Using timer_create, we deliver a real time signal to a thread which waits on select function.
This signal is caught and handled in the thread. Based on fact the select will be interrupted when a signal is caught, I have some logic implemented if select fails with error number EINTR.
This works fine most of the time, but occasionally I notice that select is not getting interrupted (or some how the code within EINTR case not getting executed).
What are possible reasons for this?
It can be that when the timer expiry signal is delivered you are not waiting in select, hence it does not return EINTR.
If you want to receive EINTR only when the thread is blocked in select, you may block that signal in the thread using pthread_sigmask and use pselect or epoll_pwait that would unblock that signal while waiting only. This way the rest of your code does not need to be concerned with handling EINTR.
If you have more than one thread in the process make sure you block that signal in all other threads, so that only one thread gets delivered that signal. See Signal Concepts for more details.
A more elegant option (IMO) is to avoid using timer_create and rather pass the delay to the next timer expiry as select time-out argument (this is what libevent does). But that requires you to maintain your own min-heap of timers.

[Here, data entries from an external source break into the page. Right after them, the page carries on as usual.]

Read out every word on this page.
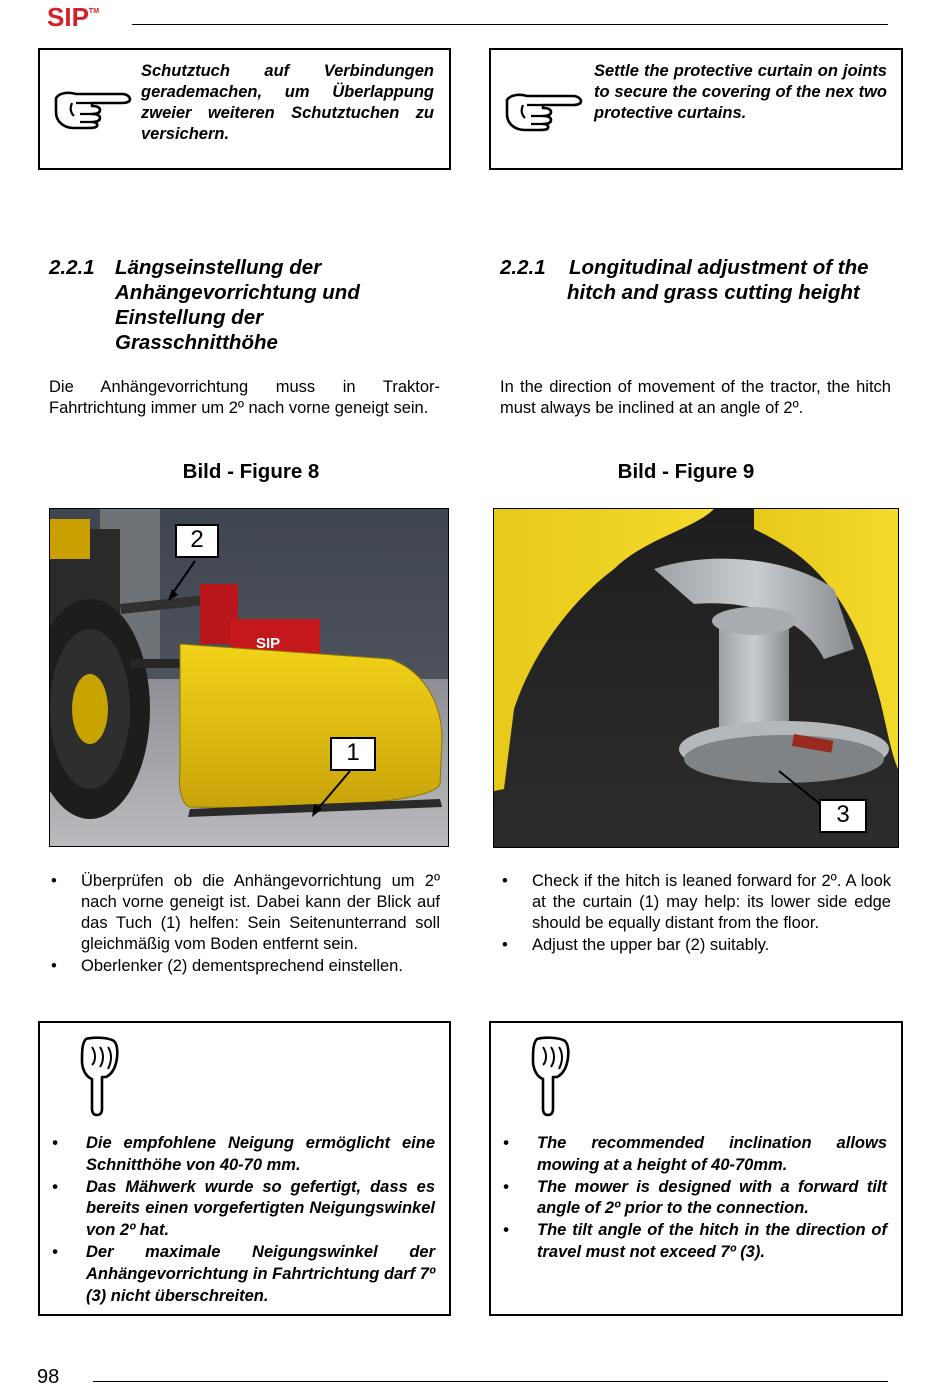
SIP™
Schutztuch auf Verbindungen gerademachen, um Überlappung zweier weiteren Schutztuchen zu versichern.
Settle the protective curtain on joints to secure the covering of the nex two protective curtains.
2.2.1 Längseinstellung der
Anhängevorrichtung und
Einstellung der
Grasschnitthöhe
2.2.1 Longitudinal adjustment of the
hitch and grass cutting height
Die Anhängevorrichtung muss in Traktor-Fahrtrichtung immer um 2º nach vorne geneigt sein.
In the direction of movement of the tractor, the hitch must always be inclined at an angle of 2º.
Bild - Figure 8	Bild - Figure 9
SIP
2
1
3
• Überprüfen ob die Anhängevorrichtung um 2º nach vorne geneigt ist. Dabei kann der Blick auf das Tuch (1) helfen: Sein Seitenunterrand soll gleichmäßig vom Boden entfernt sein.
• Oberlenker (2) dementsprechend einstellen.
• Check if the hitch is leaned forward for 2º. A look at the curtain (1) may help: its lower side edge should be equally distant from the floor.
• Adjust the upper bar (2) suitably.
• Die empfohlene Neigung ermöglicht eine Schnitthöhe von 40-70 mm.
• Das Mähwerk wurde so gefertigt, dass es bereits einen vorgefertigten Neigungswinkel von 2º hat.
• Der maximale Neigungswinkel der Anhängevorrichtung in Fahrtrichtung darf 7º (3) nicht überschreiten.
• The recommended inclination allows mowing at a height of 40-70mm.
• The mower is designed with a forward tilt angle of 2º prior to the connection.
• The tilt angle of the hitch in the direction of travel must not exceed 7º (3).
98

how and when -EINTR is set when linux system call is blocked

If a system call is blocked , the process state is set to TASK_INTERRUPTIBLE, and the process is removed from run queue.
When a signal is delivered to that process, kernel adds the signal to list of pending signals and sets the process state to TASK_RUNNING.
And when next time schedule() is called this process is executed.
What i did not understand is how exactly blocked system call returns -EINTR to userspace?
Any blocked system call can return -EINTR?
The logic of setting -EINTR is done by signal handling code or by system call itself?
AFAIK signal handling only happens before returning to userspace, is that true?
Does signal handling happens during context switch?
Please help me understand this.
When the process is running again (i.e., when schedule() returns), the driver must check for this case with the signal_pending() function, and abort what it's doing and return the -EINTR error code.
Many system calls are restartable, i.e., after interrupted by a signal, they could be just executed again without changing the functionality.
In that case, they return -ERESTARTSYS instead of -EINTR, and the kernel will handle the restarting automatically after the signal has been handled.
For an example, see the function uart_wait_modem_status in drivers/tty/serial/serial_core.c, or any other place where EINTR or ERESTARTSYS are used.

What happens when a signal is received while already in a signal handler?

I have a parent process spawning several child processes. I want to know when any child process exits by registering a SIGCHLD signal handler.
The question is, what happens if another SIGCHLD (or any other signal) is received, while the parent process is already in a signal handler?
I can think of the following outcomes:
The signal is ignored
The signal is queued, and will be processed as soon as the current handler returns
The current handler is in turn interrupted, just like the main program
Which one is correct?
In your concrete example (the same signal being received), the signal is delivered after the signal handler has finished (so bullet point #2 is correct). Note, however, that you may "lose" signals.
The reason for that is that while a signal is being inside its handler, it is blocked. Blocked signals are set to pending, but not queued. The term "pending" means that the operating system remembers that there is a signal waiting to be delivered at the next opportunity, and "not queued" means that it does this by setting a flag somewhere, but not by keeping an exact record of how many signals have arrived.
Thus, you may receive 2 or 3 (or 10) more SIGCHLD while in your handler, but only see one (so in some cases, bullet point #1 can be correct, too).
Note that several flags that you can pass to sigaction can affect the default behaviour, such as SA_NODEFER (prevents blocking signal) and SA_NOCLDWAIT (may not generate signal at all on some systems).
Now of course, if you receive a different type of signal, there's no guarantee that it won't interrupt your handler. For that reason, one preferrably doesn't use non signal safe functions.